Social networking giant Facebook has taken a cue from Telegram and its own entity WhatsApp to work on an end-to-end encryption technique for its Messenger chats. The feature will be called Secret Conversations where users can also determine how long they want their messages to be visible in the chat window.

The company announced the roll out of the encrypted feature on its blog, saying, "Your messages and calls on Messenger already benefit from strong security systems. To enable you to do this we are starting to test the ability to create one-to-one secret conversations in Messenger that will be end-to-end encrypted and which can only be read on one device of the person you're communicating with. That means the messages are intended just for you and the other person — not anyone else, including us."

The feature, which has been under testing for quite a while will allow users on Facebook's Messenger app to not just keep their conversations secure and secret but also set a timer to control the length of time each message they send remains visible within the conversation. In order to achieve this, the company has used a technology called Signal Protocol developed by Open Whisper Systems.
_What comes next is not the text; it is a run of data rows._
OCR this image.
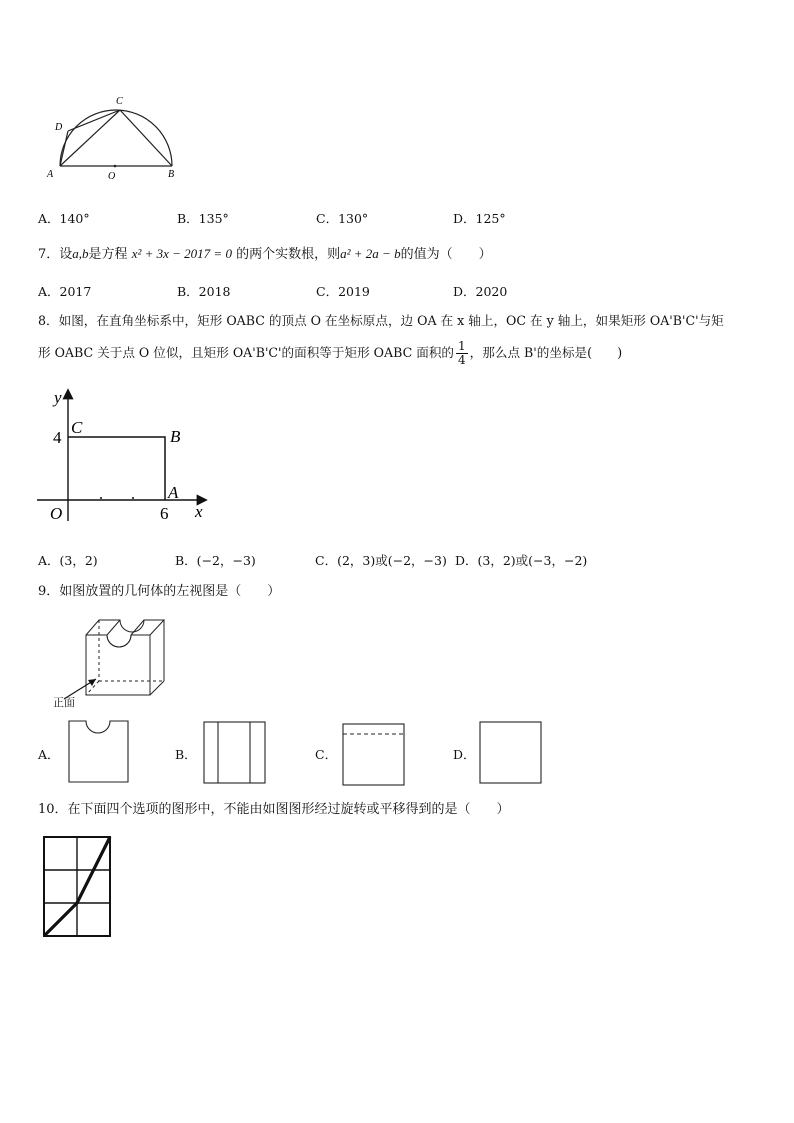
C
D
A	O	B
A．140°	B．135°	C．130°	D．125°
7．设a,b是方程 x² + 3x − 2017 = 0 的两个实数根，则a² + 2a − b的值为（　　）
A．2017	B．2018	C．2019	D．2020
8．如图，在直角坐标系中，矩形 OABC 的顶点 O 在坐标原点，边 OA 在 x 轴上，OC 在 y 轴上，如果矩形 OA'B'C'与矩
形 OABC 关于点 O 位似，且矩形 OA'B'C'的面积等于矩形 OABC 面积的 $\frac{1}{4}$ ，那么点 B'的坐标是(　　)
y
x
C	B
A
O
4
6
A．(3，2)	B．(−2，−3)	C．(2，3)或(−2，−3) D．(3，2)或(−3，−2)
9．如图放置的几何体的左视图是（　　）
正面
A．	B．	C．	D．
10．在下面四个选项的图形中，不能由如图图形经过旋转或平移得到的是（　　）
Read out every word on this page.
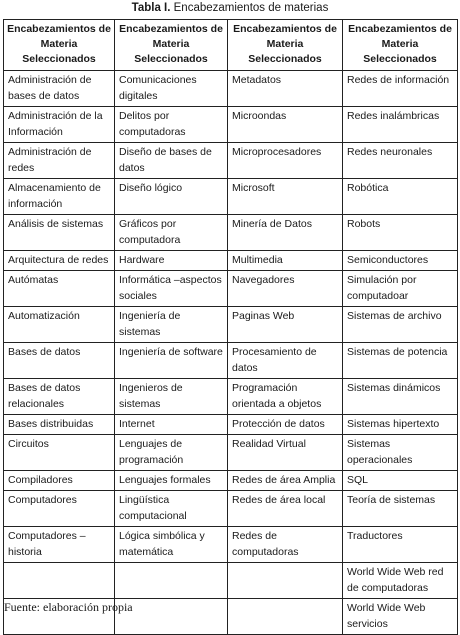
Tabla I. Encabezamientos de materias
Encabezamientos de Materia Seleccionados	Encabezamientos de Materia Seleccionados	Encabezamientos de Materia Seleccionados	Encabezamientos de Materia Seleccionados
Administración de bases de datos	Comunicaciones digitales	Metadatos	Redes de información
Administración de la Información	Delitos por computadoras	Microondas	Redes inalámbricas
Administración de redes	Diseño de bases de datos	Microprocesadores	Redes neuronales
Almacenamiento de información	Diseño lógico	Microsoft	Robótica
Análisis de sistemas	Gráficos por computadora	Minería de Datos	Robots
Arquitectura de redes	Hardware	Multimedia	Semiconductores
Autómatas	Informática –aspectos sociales	Navegadores	Simulación por computadoar
Automatización	Ingeniería de sistemas	Paginas Web	Sistemas de archivo
Bases de datos	Ingeniería de software	Procesamiento de datos	Sistemas de potencia
Bases de datos relacionales	Ingenieros de sistemas	Programación orientada a objetos	Sistemas dinámicos
Bases distribuidas	Internet	Protección de datos	Sistemas hipertexto
Circuitos	Lenguajes de programación	Realidad Virtual	Sistemas operacionales
Compiladores	Lenguajes formales	Redes de área Amplia	SQL
Computadores	Lingüística computacional	Redes de área local	Teoría de sistemas
Computadores –historia	Lógica simbólica y matemática	Redes de computadoras	Traductores
			World Wide Web red de computadoras
			World Wide Web servicios
Fuente: elaboración propia
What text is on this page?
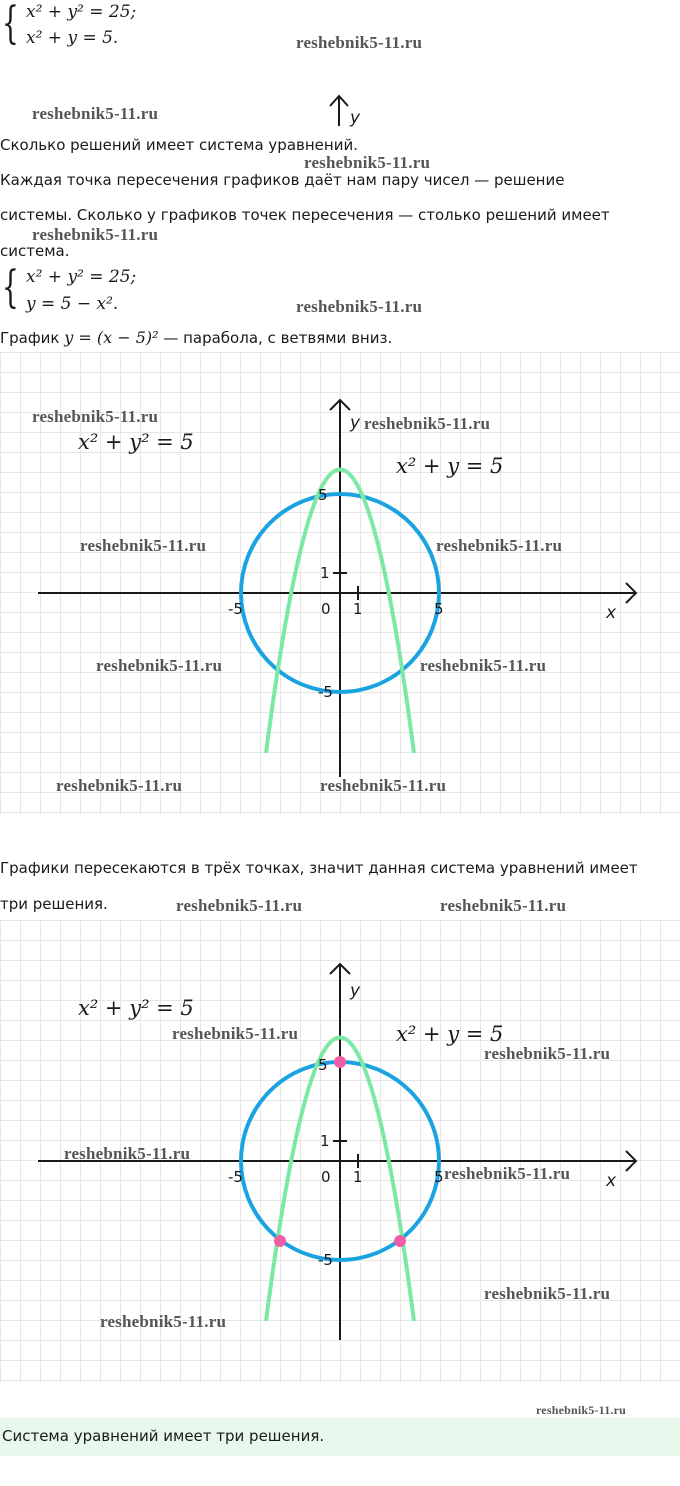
{ x² + y² = 25;
x² + y = 5.	reshebnik5-11.ru
y
reshebnik5-11.ru
Сколько решений имеет система уравнений.
reshebnik5-11.ru
Каждая точка пересечения графиков даёт нам пару чисел — решение
системы. Сколько у графиков точек пересечения — столько решений имеет
reshebnik5-11.ru
система.
{ x² + y² = 25;
y = 5 − x².	reshebnik5-11.ru
График y = (x − 5)² — парабола, с ветвями вниз.
-5	5
1
0
1
5
-5
x
y
x² + y² = 5
x² + y = 5
reshebnik5-11.ru	reshebnik5-11.ru
reshebnik5-11.ru	reshebnik5-11.ru
reshebnik5-11.ru	reshebnik5-11.ru
reshebnik5-11.ru	reshebnik5-11.ru
Графики пересекаются в трёх точках, значит данная система уравнений имеет
три решения.	reshebnik5-11.ru	reshebnik5-11.ru
-5	5
1
0
1
5
-5
x
y
x² + y² = 5
x² + y = 5
reshebnik5-11.ru
reshebnik5-11.ru
reshebnik5-11.ru
reshebnik5-11.ru
reshebnik5-11.ru
reshebnik5-11.ru
reshebnik5-11.ru
Система уравнений имеет три решения.
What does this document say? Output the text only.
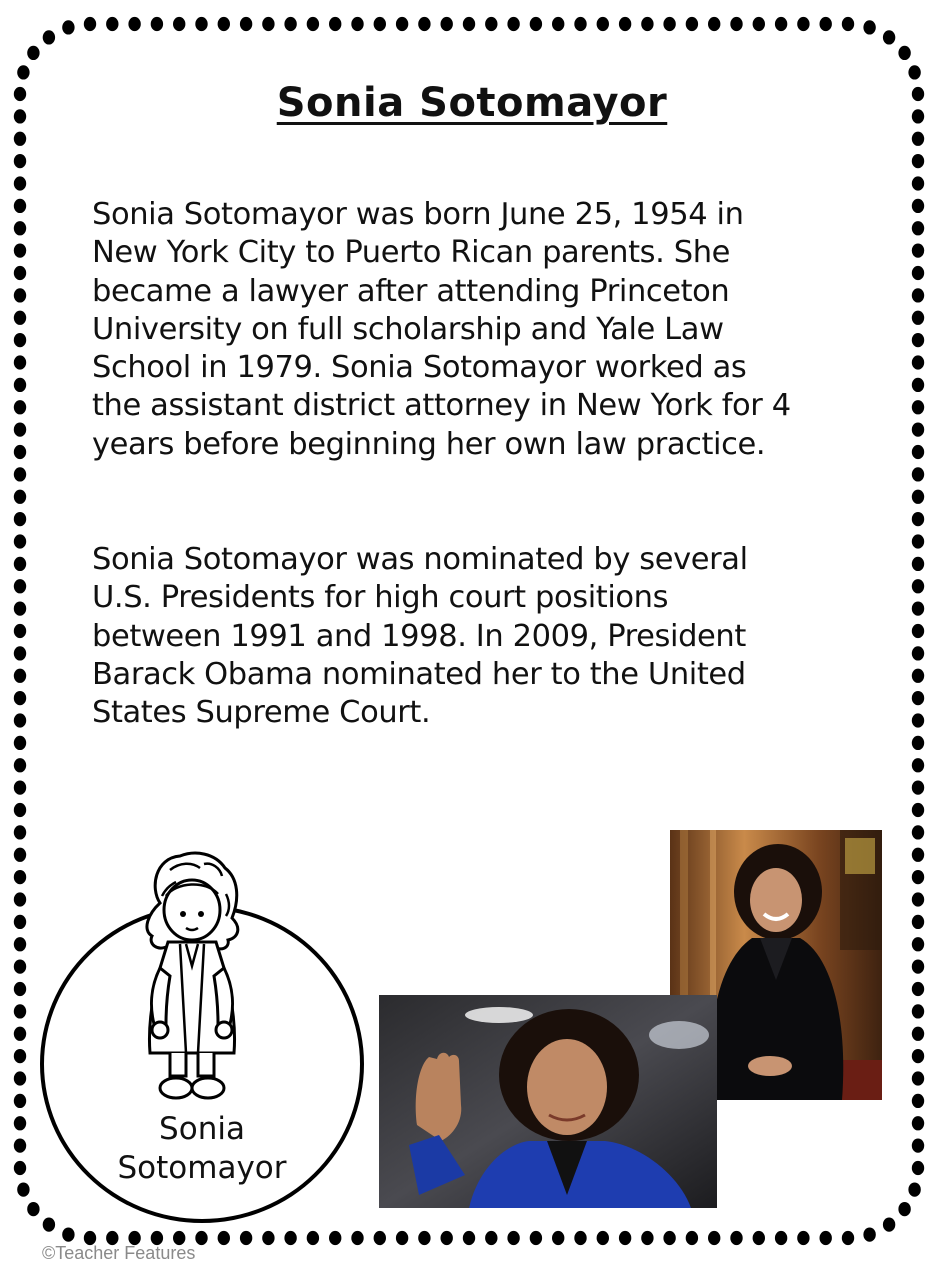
Sonia Sotomayor

Sonia Sotomayor was born June 25, 1954 in New York City to Puerto Rican parents. She became a lawyer after attending Princeton University on full scholarship and Yale Law School in 1979. Sonia Sotomayor worked as the assistant district attorney in New York for 4 years before beginning her own law practice.

Sonia Sotomayor was nominated by several U.S. Presidents for high court positions between 1991 and 1998. In 2009, President Barack Obama nominated her to the United States Supreme Court.

Sonia
Sotomayor
©Teacher Features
However, initiating a secret conversation with a fellow user is purely optional. This is because if this feature is on, the conversations it will only reflect on a single device. So those who want to keep switching between devices such as a tablet, desktop computer or their phones should not ideally opt for this feature. Additionally, the feature when switched on does not support rich content like GIFs and videos.

The latest feature is an addition to an array of social media platforms opting for encryption-based messaging services for security and privacy reasons. Law makers and cyber authorities around the world are, however, divided on the encryption debate; many have been saying privacy rights cannot be greater than security threats as these platforms are being used to plan terror attacks as well as spread extremist propaganda.